Keine weitere Verzögerung

"Ich halte das, auch in Anbetracht der zunehmenden Gefahr von Arzneimittelfälschungen, für eine klare und gute Regelung im Sinne des Patienten- sowie Gesundheitsschutzes", betonte die Ministerin. Und sie ist sicher, dass ihr Anliegen Unterstützer in der schwarz-roten Landesregierung findet: "Erste Gespräche mit dem neuen Ministerpräsidenten sowie dem Wirtschaftsministerium haben gezeigt, dass meine Sichtweise dort geteilt wird. Wir werden nun ohne weitere Verzögerung eine Kabinettsvorlage erstellen, damit unsere Initiative so schnell als möglich in den Bundesrat eingebracht werden kann", so Orosz. Ein Beschluss vor der Sommerpause wäre noch möglich, wenn alle Kabinettsmitglieder der schwarz-roten Landesregierung mitziehen. Die Einbringung in den Bundesrat könnte aber erst ab September erfolgen.

Bayern zieht mit

Unterstützung erhält Orosz zudem aus Bayern: Bereits einen Tag später kündigte ihr bayerischer Amtskollege Otmar Bernhard eine ebensolche Bundesratsinitiative an. Er betonte, dass Medikamente, die aus gutem Grund nur auf Rezept erhältlich seien, in die Apotheke und nicht ins Internet oder in den Supermarkt gehörten. Er verwies darauf, dass der seit 2004 in Deutschland zugelassene Arzneimittelversandhandel "zunehmend ein Experiment mit ungewissem Ausgang für die Gesundheit" werde. Illegale Versandhändler arbeiteten inzwischen so geschickt, dass Verbraucher sie nicht von den seriösen Versandapotheken unterscheiden könnten. Auch die mit dem dm-Urteil möglich gewordenen Pick-Up-Stellen für Arzneimittel lehnt Bernhard ab: "Es kann nicht sein, dass anstelle des Apothekers künftig etwa ein Kioskbetreiber oder Tankwart unkontrolliert Rezepte einsammelt und die bestellten Arzneimittel ausgibt. Zwischen Schokoriegeln und Scheibenreinigern ist ihre sachgemäße Behandlung und Lagerung kaum zu garantieren, ganz zu schweigen von der fehlenden, aber so wichtigen Beratung". Bernhard forderte Bundesgesundheitsministerin Ulla Schmidt auf, den Schutz der Patienten und Verbraucher ernst zu nehmen und den Arzneimittelversandhandel mit verschreibungspflichtigen Medikamenten in Deutschland zu unterbinden".

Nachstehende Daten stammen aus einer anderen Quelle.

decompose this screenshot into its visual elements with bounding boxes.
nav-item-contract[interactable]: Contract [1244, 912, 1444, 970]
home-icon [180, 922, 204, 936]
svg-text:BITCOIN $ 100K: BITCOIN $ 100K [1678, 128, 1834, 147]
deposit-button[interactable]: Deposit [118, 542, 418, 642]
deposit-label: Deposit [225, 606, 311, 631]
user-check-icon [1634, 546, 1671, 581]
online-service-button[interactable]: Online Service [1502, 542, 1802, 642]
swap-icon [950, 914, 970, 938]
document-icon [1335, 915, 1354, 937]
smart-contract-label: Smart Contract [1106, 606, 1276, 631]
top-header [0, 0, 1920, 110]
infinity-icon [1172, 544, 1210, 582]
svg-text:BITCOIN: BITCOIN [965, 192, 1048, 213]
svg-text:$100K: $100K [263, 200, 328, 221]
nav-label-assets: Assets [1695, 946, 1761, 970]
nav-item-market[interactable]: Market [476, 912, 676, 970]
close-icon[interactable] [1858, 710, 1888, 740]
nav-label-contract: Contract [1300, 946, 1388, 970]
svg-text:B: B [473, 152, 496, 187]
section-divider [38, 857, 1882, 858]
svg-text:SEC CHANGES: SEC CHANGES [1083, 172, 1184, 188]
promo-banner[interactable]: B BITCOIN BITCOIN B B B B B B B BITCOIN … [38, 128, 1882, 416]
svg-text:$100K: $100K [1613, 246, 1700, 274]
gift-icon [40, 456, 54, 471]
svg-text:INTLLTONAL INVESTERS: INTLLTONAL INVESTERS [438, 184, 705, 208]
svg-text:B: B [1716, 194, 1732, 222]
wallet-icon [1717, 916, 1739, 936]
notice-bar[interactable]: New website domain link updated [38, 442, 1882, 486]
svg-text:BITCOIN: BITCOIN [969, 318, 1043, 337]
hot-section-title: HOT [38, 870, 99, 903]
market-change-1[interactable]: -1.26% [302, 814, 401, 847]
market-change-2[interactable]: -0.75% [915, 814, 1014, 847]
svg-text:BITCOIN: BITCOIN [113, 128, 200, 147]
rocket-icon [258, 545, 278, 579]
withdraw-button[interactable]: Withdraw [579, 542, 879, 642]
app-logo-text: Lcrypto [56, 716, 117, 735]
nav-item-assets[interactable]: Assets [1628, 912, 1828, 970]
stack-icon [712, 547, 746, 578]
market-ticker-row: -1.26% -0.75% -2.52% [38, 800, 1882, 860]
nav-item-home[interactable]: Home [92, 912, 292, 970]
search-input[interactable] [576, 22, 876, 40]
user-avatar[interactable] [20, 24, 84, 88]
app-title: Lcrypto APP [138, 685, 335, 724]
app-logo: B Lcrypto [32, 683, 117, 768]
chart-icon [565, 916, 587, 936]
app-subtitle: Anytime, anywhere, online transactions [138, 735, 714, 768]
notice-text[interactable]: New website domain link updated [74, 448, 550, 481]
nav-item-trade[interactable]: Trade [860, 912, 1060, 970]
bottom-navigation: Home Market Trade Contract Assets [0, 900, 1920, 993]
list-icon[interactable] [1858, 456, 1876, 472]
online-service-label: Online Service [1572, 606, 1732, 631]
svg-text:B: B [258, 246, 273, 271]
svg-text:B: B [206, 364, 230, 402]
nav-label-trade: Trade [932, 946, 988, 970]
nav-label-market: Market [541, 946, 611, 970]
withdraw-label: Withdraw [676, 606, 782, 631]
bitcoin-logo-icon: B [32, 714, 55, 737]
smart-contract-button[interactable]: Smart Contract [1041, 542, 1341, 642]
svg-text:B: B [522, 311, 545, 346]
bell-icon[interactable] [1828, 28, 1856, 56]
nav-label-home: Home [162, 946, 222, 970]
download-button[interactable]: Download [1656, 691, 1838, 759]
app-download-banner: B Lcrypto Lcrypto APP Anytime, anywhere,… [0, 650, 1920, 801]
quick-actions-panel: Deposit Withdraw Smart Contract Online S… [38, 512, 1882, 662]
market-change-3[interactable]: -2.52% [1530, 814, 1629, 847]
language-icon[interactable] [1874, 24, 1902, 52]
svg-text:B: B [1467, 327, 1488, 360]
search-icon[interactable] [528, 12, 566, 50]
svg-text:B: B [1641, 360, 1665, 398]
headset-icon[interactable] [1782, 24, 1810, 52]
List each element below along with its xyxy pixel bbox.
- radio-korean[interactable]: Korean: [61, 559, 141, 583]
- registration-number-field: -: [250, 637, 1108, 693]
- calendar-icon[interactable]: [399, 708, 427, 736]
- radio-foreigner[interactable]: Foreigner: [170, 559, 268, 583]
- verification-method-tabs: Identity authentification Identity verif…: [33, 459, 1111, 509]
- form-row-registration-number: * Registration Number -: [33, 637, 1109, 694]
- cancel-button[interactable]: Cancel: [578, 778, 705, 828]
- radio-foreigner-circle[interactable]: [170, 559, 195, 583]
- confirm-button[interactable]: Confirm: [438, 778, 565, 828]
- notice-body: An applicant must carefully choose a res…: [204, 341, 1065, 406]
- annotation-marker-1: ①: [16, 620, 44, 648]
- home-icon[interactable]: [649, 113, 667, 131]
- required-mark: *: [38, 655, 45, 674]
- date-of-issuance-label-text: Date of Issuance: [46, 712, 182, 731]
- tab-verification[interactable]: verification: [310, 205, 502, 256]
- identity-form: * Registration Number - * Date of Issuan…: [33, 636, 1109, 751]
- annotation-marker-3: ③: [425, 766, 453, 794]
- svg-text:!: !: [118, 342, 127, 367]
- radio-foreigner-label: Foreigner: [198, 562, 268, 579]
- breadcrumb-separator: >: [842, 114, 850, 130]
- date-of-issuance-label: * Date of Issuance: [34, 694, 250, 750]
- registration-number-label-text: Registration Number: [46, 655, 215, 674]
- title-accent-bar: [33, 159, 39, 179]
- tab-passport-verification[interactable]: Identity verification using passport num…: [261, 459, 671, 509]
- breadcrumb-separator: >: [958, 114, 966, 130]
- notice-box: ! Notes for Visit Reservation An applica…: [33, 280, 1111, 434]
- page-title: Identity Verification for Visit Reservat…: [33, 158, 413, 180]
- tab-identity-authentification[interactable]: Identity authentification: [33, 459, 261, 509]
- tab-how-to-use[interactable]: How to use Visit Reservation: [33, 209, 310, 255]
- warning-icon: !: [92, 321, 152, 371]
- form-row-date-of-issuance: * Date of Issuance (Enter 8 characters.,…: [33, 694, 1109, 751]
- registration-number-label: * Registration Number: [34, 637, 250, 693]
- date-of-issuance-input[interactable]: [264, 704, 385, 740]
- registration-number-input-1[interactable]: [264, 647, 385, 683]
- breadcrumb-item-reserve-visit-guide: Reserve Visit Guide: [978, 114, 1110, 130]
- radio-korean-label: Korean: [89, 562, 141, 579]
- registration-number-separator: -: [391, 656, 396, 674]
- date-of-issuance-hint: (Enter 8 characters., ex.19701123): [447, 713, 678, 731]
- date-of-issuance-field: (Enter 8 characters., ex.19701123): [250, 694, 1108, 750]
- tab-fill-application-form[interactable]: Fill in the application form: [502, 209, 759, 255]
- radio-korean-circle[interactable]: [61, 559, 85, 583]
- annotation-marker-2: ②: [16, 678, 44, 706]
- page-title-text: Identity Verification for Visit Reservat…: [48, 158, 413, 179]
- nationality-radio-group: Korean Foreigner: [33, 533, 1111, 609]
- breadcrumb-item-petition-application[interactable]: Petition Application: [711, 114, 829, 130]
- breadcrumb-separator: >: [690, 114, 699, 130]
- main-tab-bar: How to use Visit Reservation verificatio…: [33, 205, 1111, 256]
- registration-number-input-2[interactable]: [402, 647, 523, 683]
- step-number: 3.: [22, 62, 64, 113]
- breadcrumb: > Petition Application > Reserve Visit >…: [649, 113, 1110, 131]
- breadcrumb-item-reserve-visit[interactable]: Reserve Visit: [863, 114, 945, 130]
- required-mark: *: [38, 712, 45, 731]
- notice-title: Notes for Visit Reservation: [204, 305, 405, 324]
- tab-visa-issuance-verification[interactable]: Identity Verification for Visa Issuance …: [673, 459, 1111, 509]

Um weitere Unterstützung wird geworben

Nächste Woche soll das Thema im bayerischen Kabinett eingeführt werden, erklärte eine Sprecherin des zuständigen Staatsministeriums gegenüber der DAZ. Dabei sei davon auszugehen, dass die Kabinettsmitglieder die Initiative mittragen werden. Auch wenn Bayern einen eigenen Weg geht – man "ziehe am selben Strang" wie Sachsen, sagte die Sprecherin. Sobald der Kabinettsbeschluss und sodann der Entschließungsantrag für den Bundesrat gefasst sei, werde man auch bei allen anderen Ländern für diesen werben. Ob sich der einstige Vorreiter Nordrhein-Westfalen dem Vorstoß aus Sachsen und Bayern anschließen wird, war zu Redaktionsschluss der DAZ noch nicht zu erfahren. Hier hatte sich vor allem der Koalitionspartner FDP quergestellt.